Tengo la impresión de que “Artes plásticas” estaba dirigido en realidad a niñas de bachillerato, pero en ningún lugar decía que yo no podía tomar esta clase. El profesor, René, un gafufo flaquito con pinta de nerd que manejaba un carro muy pero muy viejo, intentó enseñarme a tomar el lápiz adecuadamente para dibujar. Yo me resistí a aprender porque así no me salía nada bien —bien según yo— ni se podía sacar nada en pocas líneas largas, que ha sido mi estilo desde siempre. Entonces pasé a pintura al óleo. No sé cómo ocurrió eso; debió ser pura terquedad mía porque estaba fascinada con una bailarina de tutú lila que estaba haciendo una niña de bachillerato, o de pronto también porque mi abuela pintó al óleo por muchos años. René intentó ayudarme a hacer figuras humanas proporcionadas, pero mis ojos de infantil arrogancia insistieron en agrandar las cabezas exageradamente. De ahí en adelante el cuadro fue una labor de pa-cien-cia. Para una niñita acostumbrada a rayar cuadernos con esfero, el óleo es pura y física tortura. Terminé de emplastar el lienzo con mucha ayuda de René —les pintó a mis bailarinas deformes unas pestañas que odié— y me desentendí del óleo por el resto de mi vida. No obstante, nunca olvidé el tiempo que pasé pintando con los grandes mientras sonaba en una grabadora “Kingston Town” de UB40 o “Save Your Love” de Bad Boys Blue.

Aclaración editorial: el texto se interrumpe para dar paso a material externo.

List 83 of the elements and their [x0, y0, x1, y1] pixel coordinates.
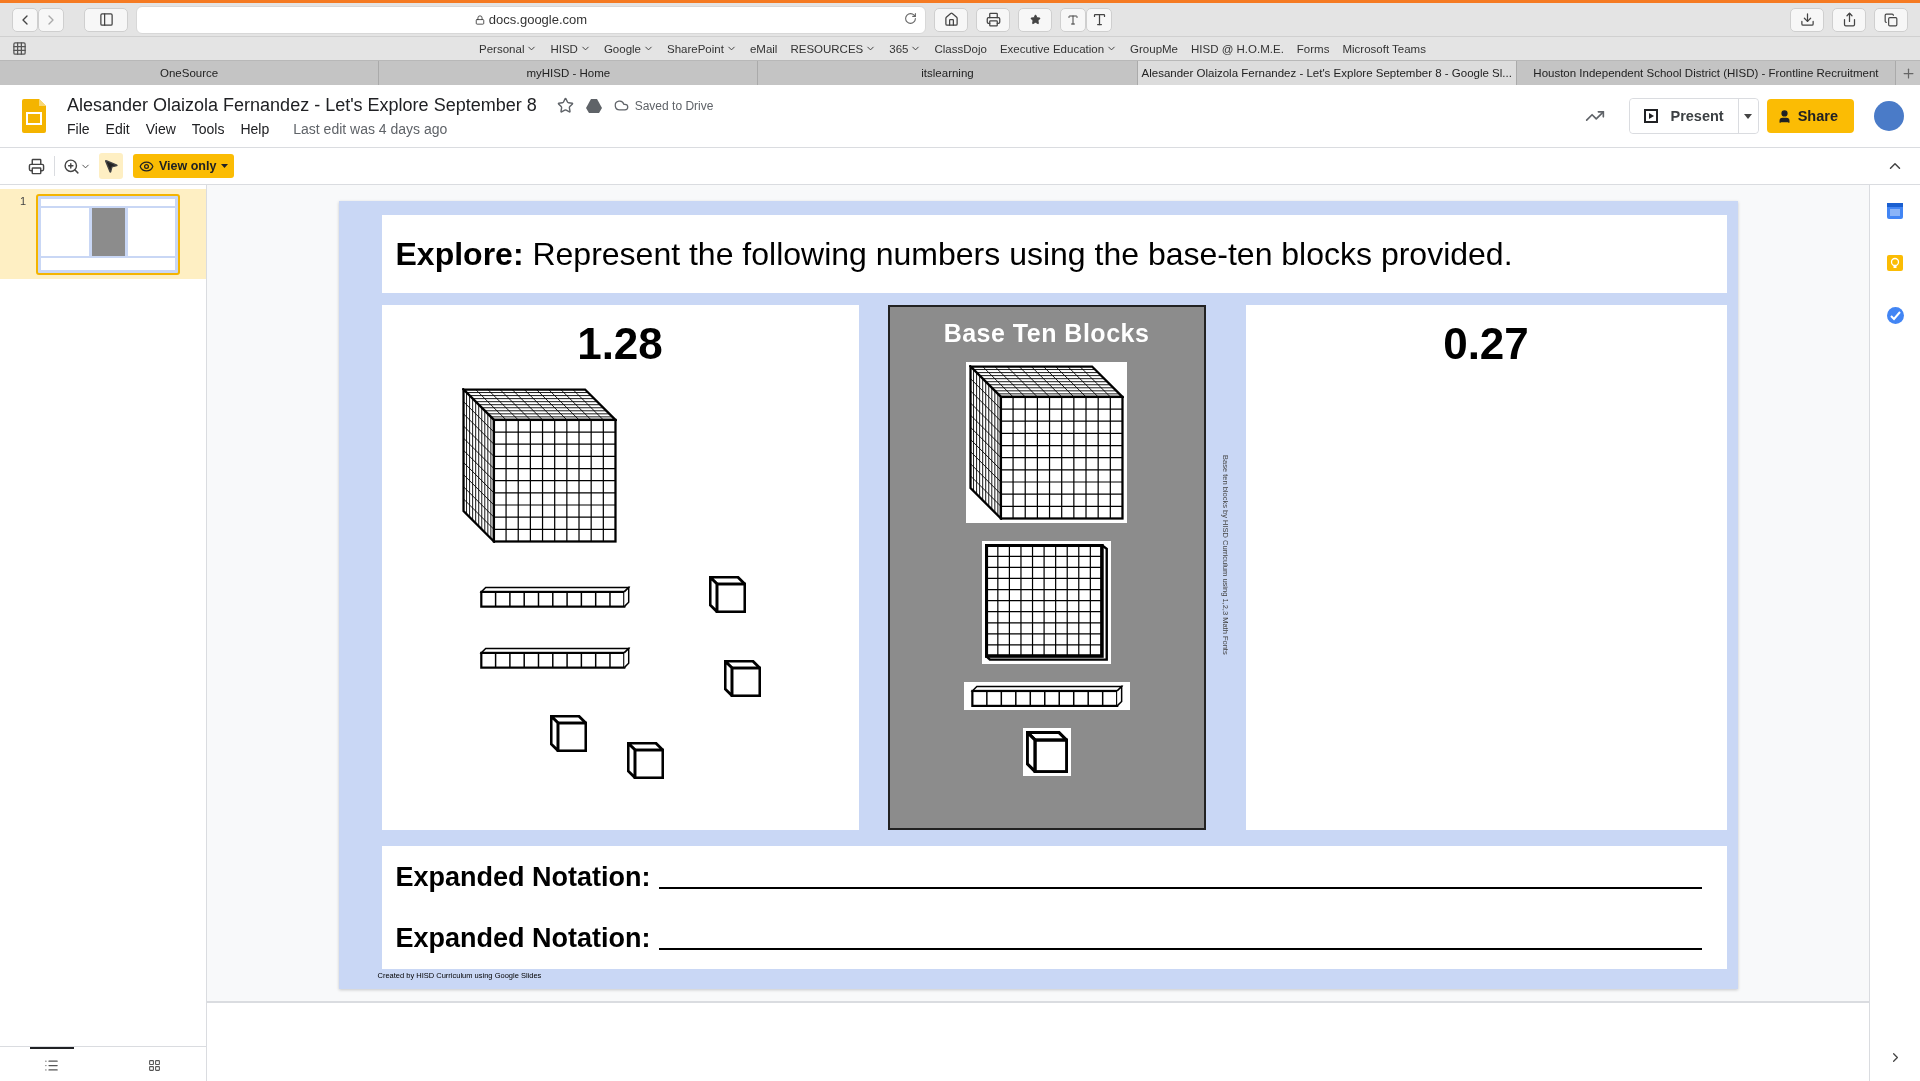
lock-icon — [474, 14, 485, 25]
bookmark-link[interactable]: Personal — [479, 42, 538, 55]
unit-cube-drawing — [708, 576, 746, 613]
play-icon — [1644, 109, 1659, 123]
sidebar-button[interactable] — [84, 7, 128, 32]
pointer-icon — [103, 158, 119, 174]
tabs-button[interactable] — [1874, 7, 1908, 32]
printer-icon — [985, 12, 1001, 27]
list-icon — [44, 1057, 59, 1073]
star-icon[interactable] — [556, 97, 574, 114]
download-icon — [1799, 12, 1815, 27]
bookmark-link[interactable]: Google — [603, 42, 654, 55]
calendar-icon[interactable] — [1887, 203, 1903, 219]
person-icon — [1776, 108, 1792, 124]
unit-cube-drawing — [626, 742, 664, 779]
slide-thumbnail[interactable] — [36, 193, 181, 275]
last-edit-link[interactable]: Last edit was 4 days ago — [293, 121, 448, 137]
bookmark-link[interactable]: Forms — [1296, 42, 1330, 55]
browser-tab[interactable]: itslearning — [758, 61, 1138, 85]
address-text: docs.google.com — [488, 12, 588, 27]
download-button[interactable] — [1790, 7, 1824, 32]
browser-tab[interactable]: OneSource — [0, 61, 380, 85]
browser-tab[interactable]: Houston Independent School District (HISD) - Frontline Recruitment — [1516, 61, 1896, 85]
apps-grid-icon[interactable] — [12, 41, 27, 56]
notation-label: Expanded Notation: — [395, 861, 651, 893]
bookmark-link[interactable]: GroupMe — [1130, 42, 1178, 55]
menu-item[interactable]: Tools — [185, 121, 231, 137]
larger-text-button[interactable] — [1086, 7, 1112, 32]
browser-tab[interactable]: myHISD - Home — [379, 61, 759, 85]
sidebar-icon — [98, 12, 114, 27]
bookmark-link[interactable]: HISD — [550, 42, 591, 55]
zoom-icon — [63, 157, 80, 175]
menu-item[interactable]: Edit — [99, 121, 136, 137]
eye-icon — [139, 158, 154, 174]
fill-in-line[interactable] — [658, 886, 1702, 889]
target-number: 1.28 — [576, 318, 664, 369]
grid-icon — [148, 1058, 161, 1072]
home-icon — [943, 12, 959, 27]
bookmark-link[interactable]: Executive Education — [999, 42, 1118, 55]
home-button[interactable] — [934, 7, 968, 32]
bookmark-link[interactable]: HISD @ H.O.M.E. — [1191, 42, 1284, 55]
print-icon — [27, 157, 45, 175]
avatar[interactable] — [1874, 101, 1904, 131]
star-icon — [1029, 14, 1041, 25]
tabs-icon — [1884, 12, 1898, 27]
caret-icon — [221, 164, 229, 168]
slide-thumbnail-item[interactable]: 1 — [0, 189, 206, 279]
bookmark-link[interactable]: eMail — [749, 42, 778, 55]
notation-label: Expanded Notation: — [395, 922, 651, 954]
unit-cube-drawing — [723, 660, 761, 697]
reference-title: Base Ten Blocks — [943, 318, 1150, 348]
share-button[interactable]: Share — [1766, 99, 1854, 133]
new-tab-icon[interactable] — [1900, 65, 1916, 81]
reload-icon[interactable] — [904, 11, 917, 25]
share-icon — [1841, 12, 1857, 27]
caret-icon — [1744, 113, 1753, 119]
slide-number: 1 — [20, 195, 27, 207]
print-button[interactable] — [976, 7, 1010, 32]
menu-item[interactable]: Help — [234, 121, 276, 137]
fill-in-line[interactable] — [658, 947, 1702, 950]
view-only-button[interactable]: View only — [133, 154, 235, 178]
unit-cube-drawing — [549, 715, 587, 752]
heading-text: Explore: Represent the following numbers using the base-ten blocks provided. — [395, 235, 1513, 273]
text-size-icon — [1091, 12, 1107, 27]
reader-button[interactable] — [1018, 7, 1052, 32]
bookmark-link[interactable]: RESOURCES — [790, 42, 877, 55]
address-field[interactable]: docs.google.com — [136, 5, 926, 34]
bookmark-link[interactable]: Microsoft Teams — [1342, 42, 1426, 55]
menu-item[interactable]: File — [61, 121, 96, 137]
cloud-icon — [613, 98, 629, 113]
bookmark-link[interactable]: 365 — [889, 42, 922, 55]
bookmark-link[interactable]: SharePoint — [667, 42, 737, 55]
document-title[interactable]: Alesander Olaizola Fernandez - Let's Explore September 8 — [67, 95, 537, 116]
pointer-tool-button[interactable] — [99, 153, 123, 179]
browser-tab[interactable]: Alesander Olaizola Fernandez - Let's Explore September 8 - Google Sl... — [1137, 61, 1517, 85]
present-options-button[interactable] — [1737, 99, 1758, 133]
share-button[interactable] — [1832, 7, 1866, 32]
text-size-icon — [1067, 13, 1079, 26]
menu-item[interactable]: View — [139, 121, 182, 137]
save-status: Saved to Drive — [634, 98, 714, 113]
bookmark-link[interactable]: ClassDojo — [934, 42, 987, 55]
check-circle-icon[interactable] — [1886, 307, 1904, 324]
target-number: 0.27 — [1442, 318, 1530, 369]
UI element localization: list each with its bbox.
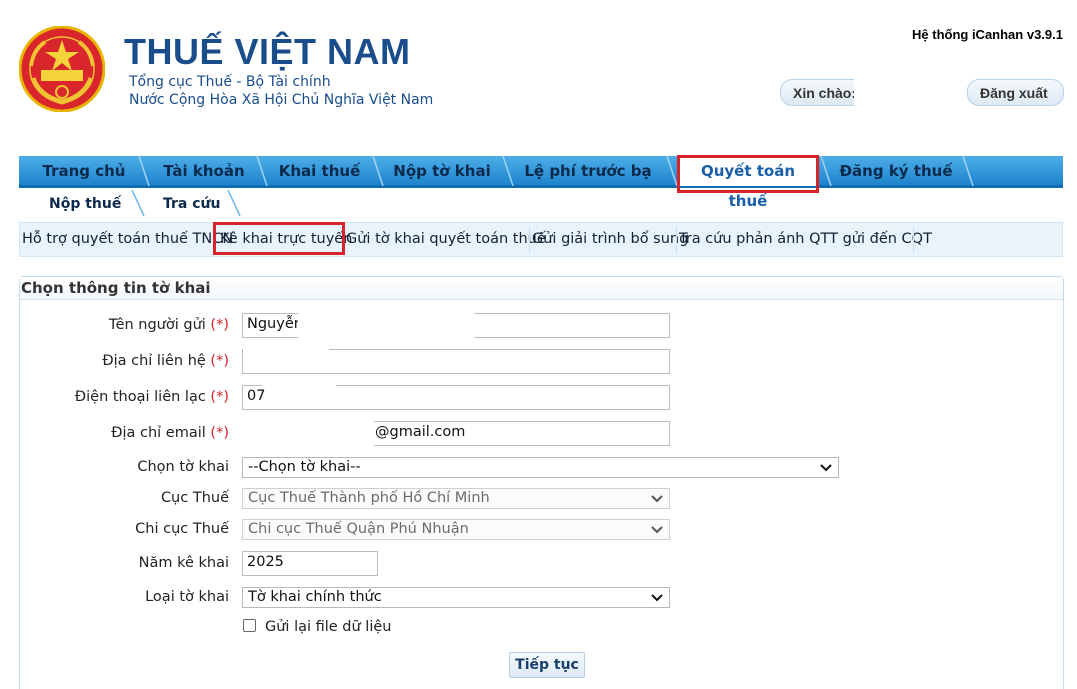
brand-subtitle-ministry: Tổng cục Thuế - Bộ Tài chính — [129, 74, 331, 90]
brand-title: THUẾ VIỆT NAM — [124, 31, 411, 72]
tert-divider — [529, 227, 530, 253]
declaration-year-label: Năm kê khai — [138, 555, 229, 571]
continue-button[interactable]: Tiếp tục — [509, 652, 585, 678]
declaration-year-input[interactable]: 2025 — [242, 551, 378, 576]
required-mark: (*) — [210, 389, 229, 405]
tax-branch-select[interactable]: Chi cục Thuế Quận Phú Nhuận — [242, 519, 670, 540]
sender-name-label: Tên người gửi (*) — [108, 317, 229, 333]
subnav-item-lookup[interactable]: Tra cứu — [163, 196, 220, 212]
nav-item-home[interactable]: Trang chủ — [19, 156, 149, 186]
resubmit-file-checkbox[interactable] — [243, 619, 256, 632]
tax-department-select[interactable]: Cục Thuế Thành phố Hồ Chí Minh — [242, 488, 670, 509]
redacted-area — [242, 420, 374, 447]
nav-item-declare-tax[interactable]: Khai thuế — [267, 156, 372, 186]
brand-subtitle-country: Nước Cộng Hòa Xã Hội Chủ Nghĩa Việt Nam — [129, 92, 434, 108]
tert-item-additional-explanation[interactable]: Gửi giải trình bổ sung — [532, 231, 688, 247]
nav-item-account[interactable]: Tài khoản — [149, 156, 259, 186]
chevron-down-icon — [651, 526, 663, 534]
required-mark: (*) — [210, 317, 229, 333]
finalization-subnav: Hỗ trợ quyết toán thuế TNCN Kê khai trực… — [19, 222, 1063, 257]
declaration-form-label: Chọn tờ khai — [137, 459, 229, 475]
required-mark: (*) — [210, 353, 229, 369]
resubmit-file-label: Gửi lại file dữ liệu — [265, 619, 392, 635]
panel-title: Chọn thông tin tờ khai — [20, 277, 1063, 300]
phone-input[interactable]: 07 — [242, 385, 670, 410]
tert-item-tncn-support[interactable]: Hỗ trợ quyết toán thuế TNCN — [22, 231, 233, 247]
system-version: Hệ thống iCanhan v3.9.1 — [912, 27, 1063, 42]
greeting-label: Xin chào: — [780, 79, 854, 106]
chevron-down-icon — [820, 464, 832, 472]
redacted-area — [262, 384, 336, 387]
redacted-area — [243, 348, 329, 351]
required-mark: (*) — [210, 425, 229, 441]
declaration-type-select[interactable]: Tờ khai chính thức — [242, 587, 670, 608]
tax-emblem-logo — [18, 25, 106, 113]
subnav-item-pay-tax[interactable]: Nộp thuế — [49, 196, 121, 212]
phone-label: Điện thoại liên lạc (*) — [74, 389, 229, 405]
active-tab-highlight-box — [677, 155, 819, 193]
nav-item-submit-declaration[interactable]: Nộp tờ khai — [383, 156, 501, 186]
nav-item-tax-registration[interactable]: Đăng ký thuế — [831, 156, 961, 186]
subnav-separator — [227, 190, 241, 216]
logout-button[interactable]: Đăng xuất — [967, 79, 1064, 106]
nav-item-registration-fee[interactable]: Lệ phí trước bạ — [513, 156, 663, 186]
chevron-down-icon — [651, 594, 663, 602]
redacted-area — [298, 313, 474, 338]
subnav-separator — [131, 190, 145, 216]
tert-item-feedback-lookup[interactable]: Tra cứu phản ánh QTT gửi đến CQT — [679, 231, 932, 247]
declaration-type-label: Loại tờ khai — [145, 589, 229, 605]
online-declaration-highlight-box — [213, 222, 345, 255]
tert-divider — [913, 227, 914, 253]
tax-department-label: Cục Thuế — [160, 490, 229, 506]
tert-item-send-finalization[interactable]: Gửi tờ khai quyết toán thuế — [346, 231, 546, 247]
declaration-form-select[interactable]: --Chọn tờ khai-- — [242, 457, 839, 478]
chevron-down-icon — [651, 495, 663, 503]
email-label: Địa chỉ email (*) — [111, 425, 229, 441]
tax-branch-label: Chi cục Thuế — [135, 521, 229, 537]
main-nav: Trang chủ Tài khoản Khai thuế Nộp tờ kha… — [19, 156, 1063, 210]
nav-separator — [962, 156, 974, 186]
tert-divider — [676, 227, 677, 253]
address-label: Địa chỉ liên hệ (*) — [102, 353, 229, 369]
address-input[interactable] — [242, 349, 670, 374]
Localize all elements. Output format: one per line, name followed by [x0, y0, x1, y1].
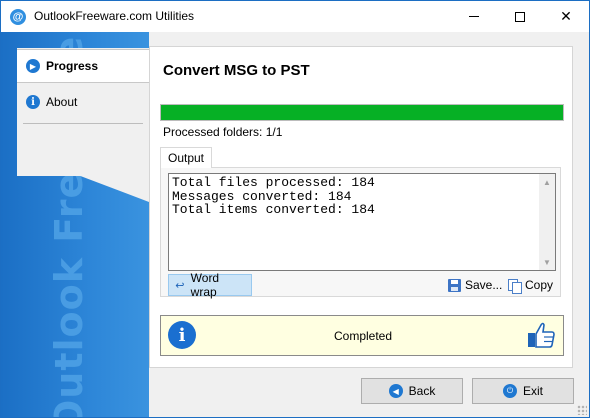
sidebar-item-about[interactable]: i About — [17, 85, 149, 119]
status-panel: Completed i — [160, 315, 564, 356]
output-tab-panel: Total files processed: 184 Messages conv… — [160, 167, 561, 299]
save-label: Save... — [465, 278, 503, 292]
output-scrollbar[interactable]: ▲ ▼ — [539, 174, 555, 270]
progress-bar — [160, 104, 564, 121]
sidebar-item-label: About — [46, 95, 78, 109]
info-icon: i — [168, 321, 196, 349]
copy-icon — [507, 278, 522, 294]
close-button[interactable]: ✕ — [543, 1, 589, 32]
main-panel: Convert MSG to PST Processed folders: 1/… — [149, 46, 573, 368]
copy-button[interactable]: Copy — [503, 274, 557, 296]
processed-folders-label: Processed folders: 1/1 — [163, 125, 283, 139]
sidebar-item-label: Progress — [46, 59, 99, 73]
play-icon: ▶ — [26, 59, 40, 73]
thumbs-up-icon — [528, 322, 555, 348]
exit-button[interactable]: ⏻ Exit — [472, 378, 574, 404]
sidebar-item-progress[interactable]: ▶ Progress — [17, 49, 149, 83]
maximize-button[interactable] — [497, 1, 543, 32]
output-textbox[interactable]: Total files processed: 184 Messages conv… — [168, 173, 556, 271]
close-icon: ✕ — [560, 8, 572, 24]
word-wrap-label: Word wrap — [190, 271, 220, 299]
title-bar: @ OutlookFreeware.com Utilities ✕ — [1, 1, 589, 32]
sidebar: Outlook Freeware.com ▶ Progress i About — [1, 32, 149, 417]
tab-output[interactable]: Output — [160, 147, 212, 168]
back-icon: ◀ — [388, 384, 403, 398]
back-button[interactable]: ◀ Back — [361, 378, 463, 404]
word-wrap-icon: ↩ — [175, 279, 185, 292]
copy-label: Copy — [525, 278, 554, 292]
exit-label: Exit — [522, 384, 543, 398]
status-text: Completed — [333, 328, 393, 343]
info-icon: i — [26, 95, 40, 109]
power-icon: ⏻ — [502, 384, 517, 398]
nav-divider — [23, 123, 143, 124]
minimize-icon — [469, 16, 479, 17]
word-wrap-button[interactable]: ↩ Word wrap — [168, 271, 252, 299]
window-title: OutlookFreeware.com Utilities — [34, 9, 195, 23]
minimize-button[interactable] — [451, 1, 497, 32]
output-text: Total files processed: 184 Messages conv… — [172, 175, 375, 217]
maximize-icon — [515, 11, 525, 22]
scroll-up-icon[interactable]: ▲ — [539, 174, 555, 190]
scroll-down-icon[interactable]: ▼ — [539, 254, 555, 270]
nav-panel-edge — [17, 152, 149, 202]
page-title: Convert MSG to PST — [163, 62, 310, 79]
progress-fill — [161, 105, 563, 120]
save-button[interactable]: Save... — [443, 274, 506, 296]
app-window: @ OutlookFreeware.com Utilities ✕ Outloo… — [0, 0, 590, 418]
app-logo-icon: @ — [10, 9, 26, 25]
back-label: Back — [408, 384, 436, 398]
resize-grip[interactable] — [577, 405, 587, 415]
save-icon — [447, 278, 461, 292]
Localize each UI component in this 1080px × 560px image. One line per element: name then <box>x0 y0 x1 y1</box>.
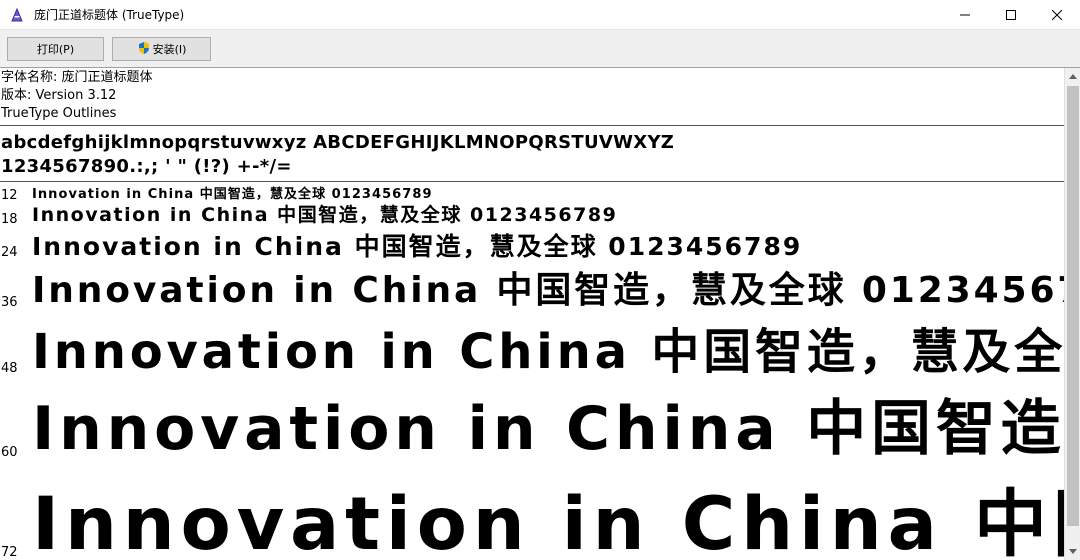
install-button-label: 安装(I) <box>152 43 187 56</box>
sample-text: Innovation in China 中国智造，慧及全球 0123456789 <box>32 270 1064 311</box>
size-label: 36 <box>1 295 18 310</box>
sample-text: Innovation in China 中国智造，慧及全球 0123456789 <box>32 204 618 226</box>
maximize-icon <box>1006 10 1016 20</box>
size-label: 72 <box>1 545 18 560</box>
charset-lowercase-uppercase: abcdefghijklmnopqrstuvwxyz ABCDEFGHIJKLM… <box>1 132 675 153</box>
toolbar: 打印(P) 安装(I) <box>0 30 1080 68</box>
title-bar: 庞门正道标题体 (TrueType) <box>0 0 1080 30</box>
sample-text: Innovation in China 中国智造，慧及全球 0123456789 <box>32 232 803 261</box>
size-label: 60 <box>1 445 18 460</box>
minimize-icon <box>960 14 970 16</box>
scroll-thumb[interactable] <box>1067 86 1079 526</box>
close-button[interactable] <box>1034 0 1080 30</box>
font-file-icon[interactable] <box>8 6 26 24</box>
sample-text: Innovation in China 中国智造，慧及全球 0123456789 <box>32 482 1064 560</box>
font-name-line: 字体名称: 庞门正道标题体 <box>1 70 153 85</box>
sample-text: Innovation in China 中国智造，慧及全球 0123456789 <box>32 187 433 202</box>
print-button-label: 打印(P) <box>36 43 75 56</box>
vertical-scrollbar[interactable] <box>1064 68 1080 560</box>
chevron-up-icon <box>1069 74 1077 79</box>
sample-text: Innovation in China 中国智造，慧及全球 0123456789 <box>32 324 1064 380</box>
scroll-down-button[interactable] <box>1065 543 1080 560</box>
chevron-down-icon <box>1069 549 1077 554</box>
size-label: 18 <box>1 212 18 227</box>
maximize-button[interactable] <box>988 0 1034 30</box>
minimize-button[interactable] <box>942 0 988 30</box>
window-title: 庞门正道标题体 (TrueType) <box>34 8 185 22</box>
charset-digits-symbols: 1234567890.:,; ' " (!?) +-*/= <box>1 156 292 177</box>
font-type-line: TrueType Outlines <box>1 106 117 121</box>
divider <box>0 181 1064 182</box>
size-label: 48 <box>1 361 18 376</box>
size-label: 24 <box>1 245 18 260</box>
size-label: 12 <box>1 188 18 203</box>
divider <box>0 125 1064 126</box>
font-version-line: 版本: Version 3.12 <box>1 88 117 103</box>
window-controls <box>942 0 1080 30</box>
shield-icon <box>137 41 151 58</box>
sample-text: Innovation in China 中国智造，慧及全球 0123456789 <box>32 394 1064 464</box>
install-button[interactable]: 安装(I) <box>112 37 211 61</box>
print-button[interactable]: 打印(P) <box>7 37 104 61</box>
font-preview-area: 字体名称: 庞门正道标题体 版本: Version 3.12 TrueType … <box>0 68 1064 560</box>
close-icon <box>1052 10 1062 20</box>
scroll-up-button[interactable] <box>1065 68 1080 85</box>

Creo que las clases de arte para niños son muy limitadas, o al menos lo eran en mi tiempo. Todo estaba encaminado a las manualidades con tijeras y plastilina y a la “estimulación de la creatividad”; nada de exploración de diferentes técnicas que podrían despertar el interés de un futuro artista. El colegio dejó de ofrecer computadores y artes plásticas en la jornada extracurricular y mi familia me metió a cursos de fin de semana en Cafam de La Floresta y la Academia Guerrero. En el de Cafam aprendí a hacer un muñeco articulado de cartón paja que este año apareció mágicamente en una bolsa y ahora tengo en mi escritorio. En la Academia no me aceptaron en una clase de acuarela para grandes (por ser chiquita), así que me tocó conformarme con estar en un grupo con otros niños con los que nunca hablaba y hacer actividades de recreación con papel que me aburrían enormemente. Años después mi padrino me regaló unas acuarelas con las que hice un par de chambonadas. Todavía puedo hacer chambonadas en acuarela, aunque la tinta china me gusta más.
La oferta de actividades para la tarde fue decayendo hasta que solo quedaron tres deportes, el galardonado escuadrón de porristas —cheerleaders, por favor, que este es un colegio del norte—, el coro, la banda de rock, las tutorías de matemáticas y los castigos de los jueves. Durante mucho tiempo eché de menos esas tardes, pero al menos tuve la oportunidad de aprovechar el entusiasmo inicial y gozar no solo de un rato de libertad en un colegio cada vez más represivo, sino también de la paciencia de un profesor a quien no le pareció descabellado enseñarle a una niña de siete años a pintar al óleo.